Nel misto i malesi Choong-Toh, mai giocato insieme, battono gli svizzeri Mueller-Stern anche loro da poco assemblati.
Particolare il doppio doppio maschile malese Man-Tee e Chang-Chia che vede un'incrocio legato forse a problemi caratteriali o tecnici, infatti Man e Chia nel 2019 giocavano insieme.
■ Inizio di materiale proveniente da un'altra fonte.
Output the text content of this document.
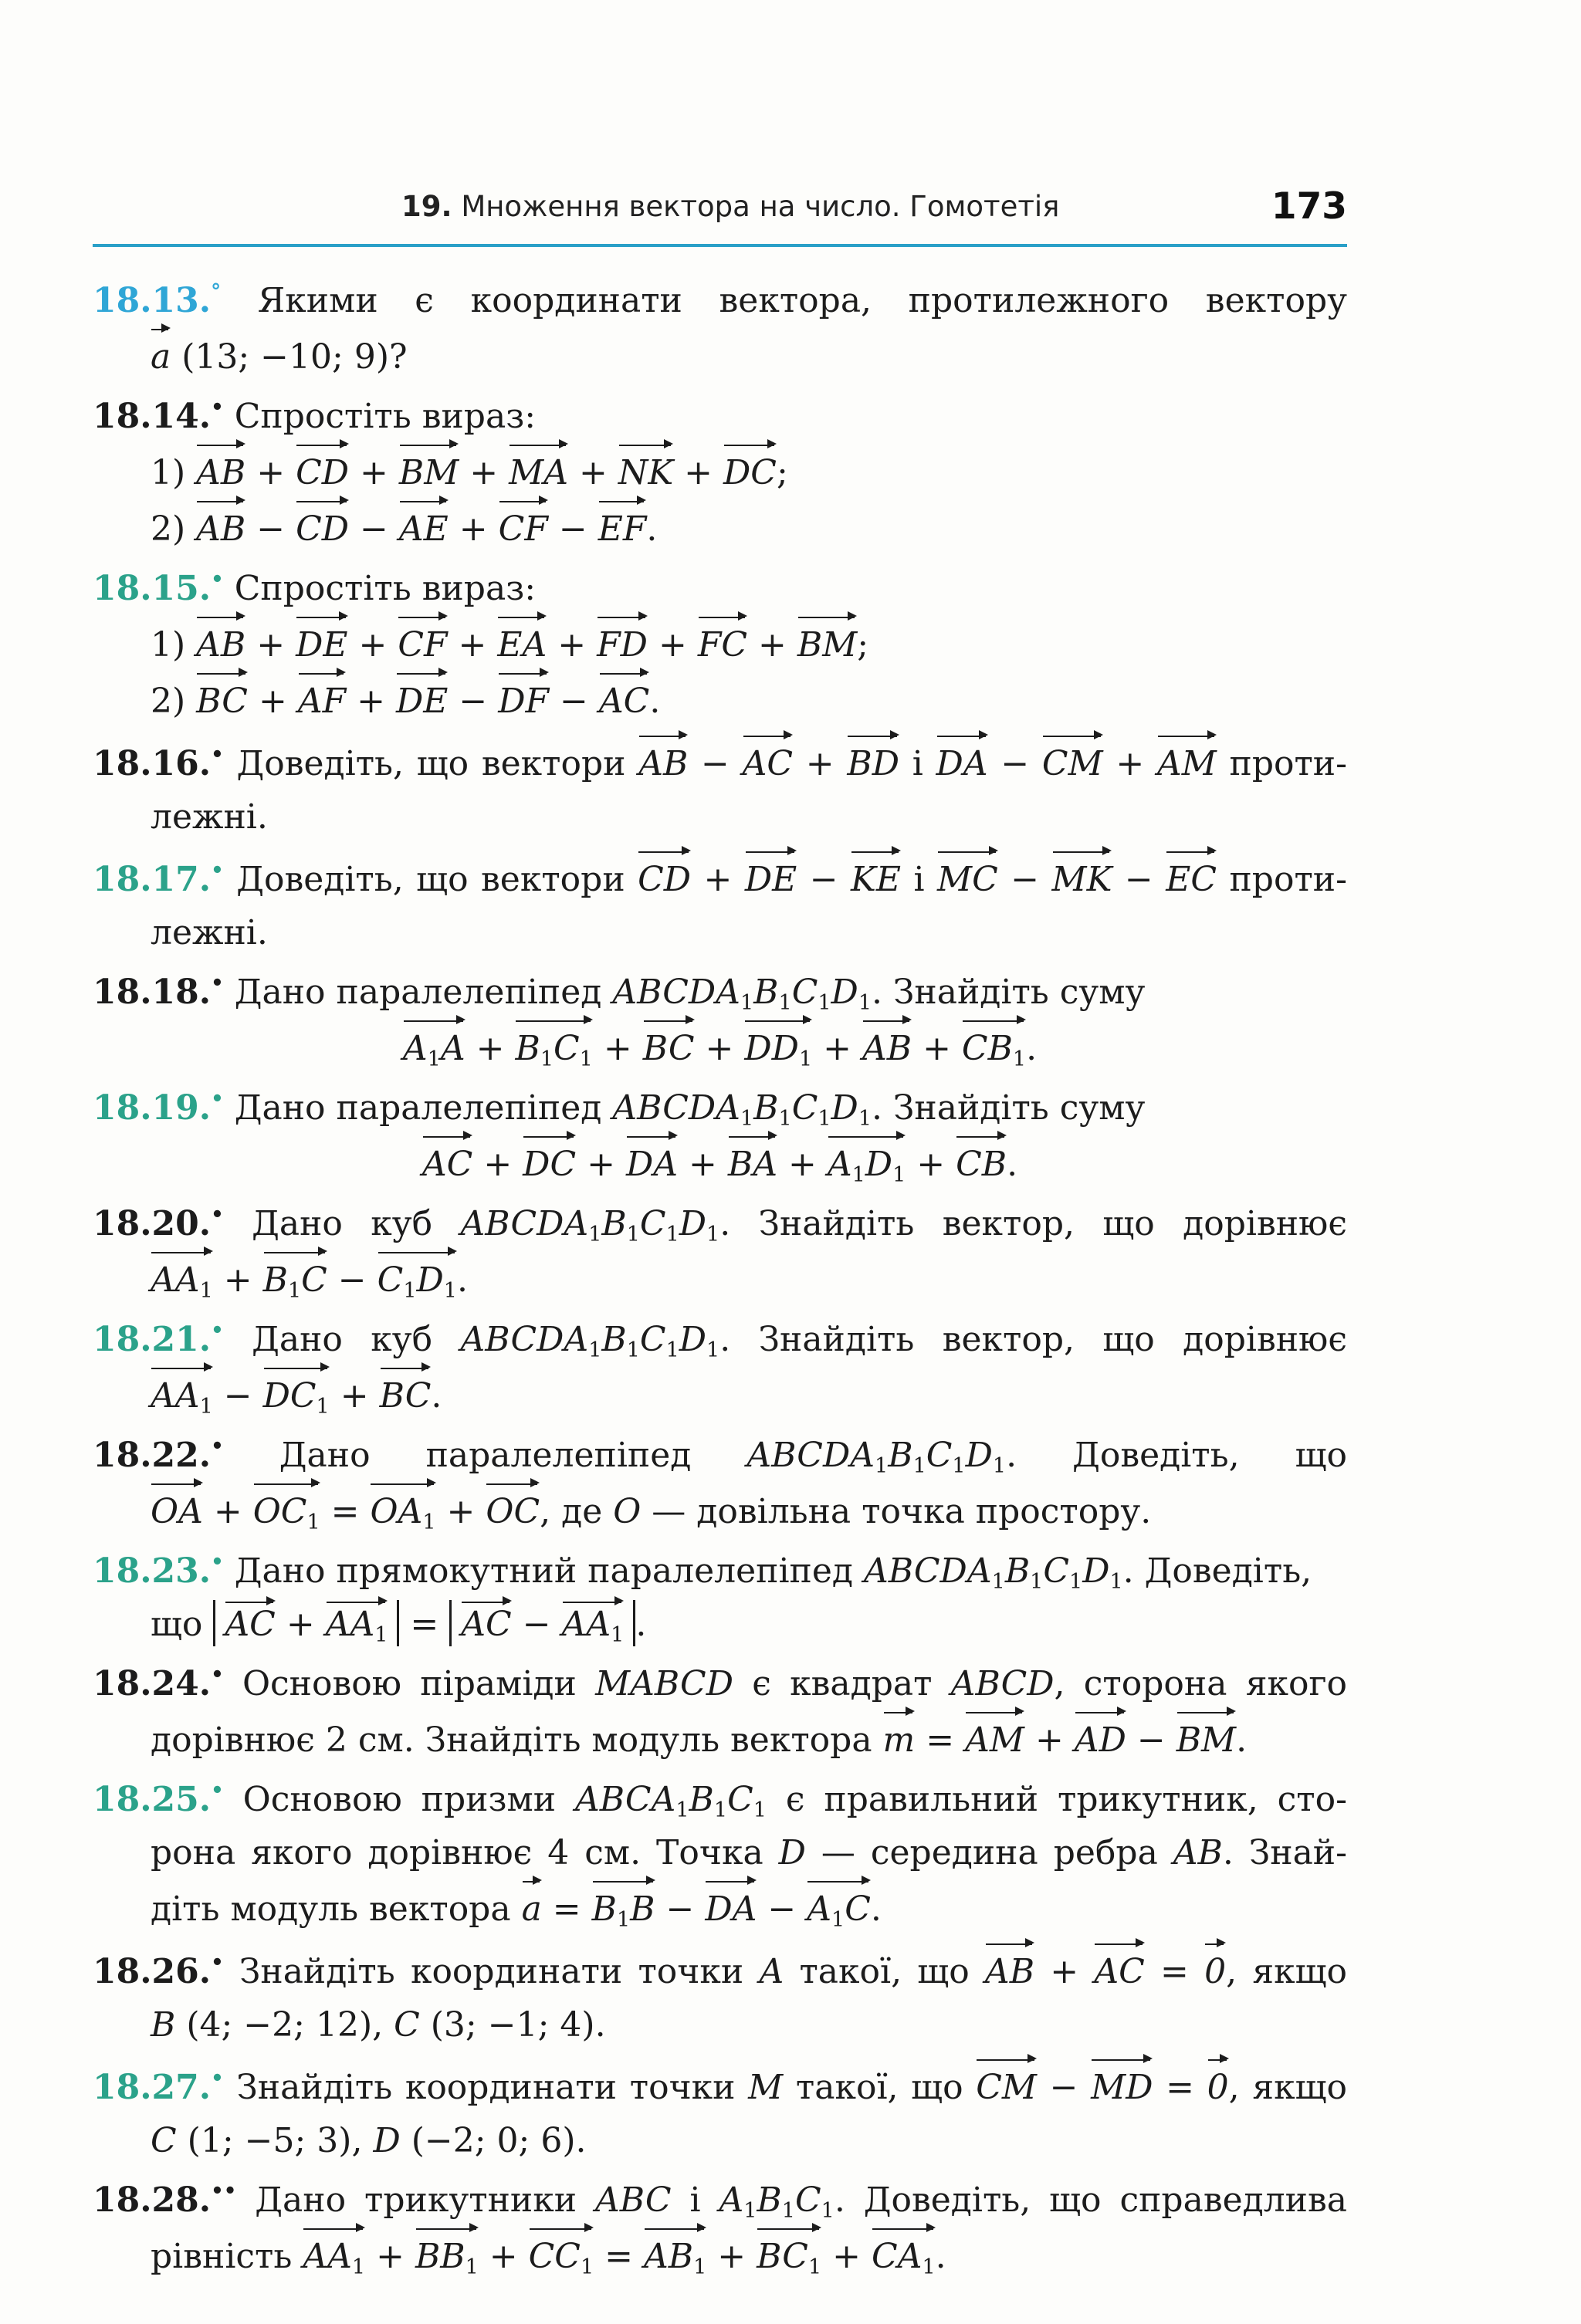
19. Множення вектора на число. Гомотетія	173
18.13.° Якими є координати вектора, протилежного вектору
a (13; −10; 9)?
18.14.• Спростіть вираз:
1) AB + CD + BM + MA + NK + DC;
2) AB − CD − AE + CF − EF.
18.15.• Спростіть вираз:
1) AB + DE + CF + EA + FD + FC + BM;
2) BC + AF + DE − DF − AC.
18.16.• Доведіть, що вектори AB − AC + BD і DA − CM + AM проти-
лежні.
18.17.• Доведіть, що вектори CD + DE − KE і MC − MK − EC проти-
лежні.
18.18.• Дано паралелепіпед $ABCDA_1B_1C_1D_1$. Знайдіть суму
$A_1A + B_1C_1$ + BC + $DD_1$ + AB + $CB_1$.
18.19.• Дано паралелепіпед $ABCDA_1B_1C_1D_1$. Знайдіть суму
AC + DC + DA + BA + $A_1D_1$ + CB.
18.20.• Дано куб $ABCDA_1B_1C_1D_1$. Знайдіть вектор, що дорівнює
$AA_1 + B_1C - C_1D_1$.
18.21.• Дано куб $ABCDA_1B_1C_1D_1$. Знайдіть вектор, що дорівнює
$AA_1 - DC_1$ + BC.
18.22.• Дано паралелепіпед $ABCDA_1B_1C_1D_1$. Доведіть, що
OA + $OC_1 = OA_1$ + OC, де O — довільна точка простору.
18.23.• Дано прямокутний паралелепіпед $ABCDA_1B_1C_1D_1$. Доведіть,
що AC + $AA_1$ = AC − $AA_1$ .
18.24.• Основою піраміди MABCD є квадрат ABCD, сторона якого
дорівнює 2 см. Знайдіть модуль вектора m = AM + AD − BM.
18.25.• Основою призми $ABCA_1B_1C_1$ є правильний трикутник, сто-
рона якого дорівнює 4 см. Точка D — середина ребра AB. Знай-
діть модуль вектора $a = B_1B$ − DA − $A_1C$.
18.26.• Знайдіть координати точки A такої, що AB + AC = 0, якщо
B (4; −2; 12), C (3; −1; 4).
18.27.• Знайдіть координати точки M такої, що CM − MD = 0, якщо
C (1; −5; 3), D (−2; 0; 6).
18.28.•• Дано трикутники ABC і $A_1B_1C_1$. Доведіть, що справедлива
рівність $AA_1 + BB_1 + CC_1 = AB_1 + BC_1 + CA_1$.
Il risultato 21-17 20-22 21-19 dimostra che il cambio non ha portato quei grandi grandi benefici sperati.
Nel singolare maschile il "vecchio leone" spagnolo non riesce a mordere il giovane tigrotto malese, tradotto Pablo Abian lotta nel primo set per poi cadere di schianto nel secondo sotto i colpi di NG Tze Y.
L'estone Kuuba salva l'onore europeo battendo la diciassettenne indiana Hemant evitando un deprimente cappotto per il badminton europeo. Comunque l'altalena delle classifiche degli iscritti è nella natura stessa dei challenge che è quella di ospitare giovani atleti che vogliono emergere o shuttle maturi che non vogliono lasciare l'agonismo internazionale. Arrivederci al prossimo torneo.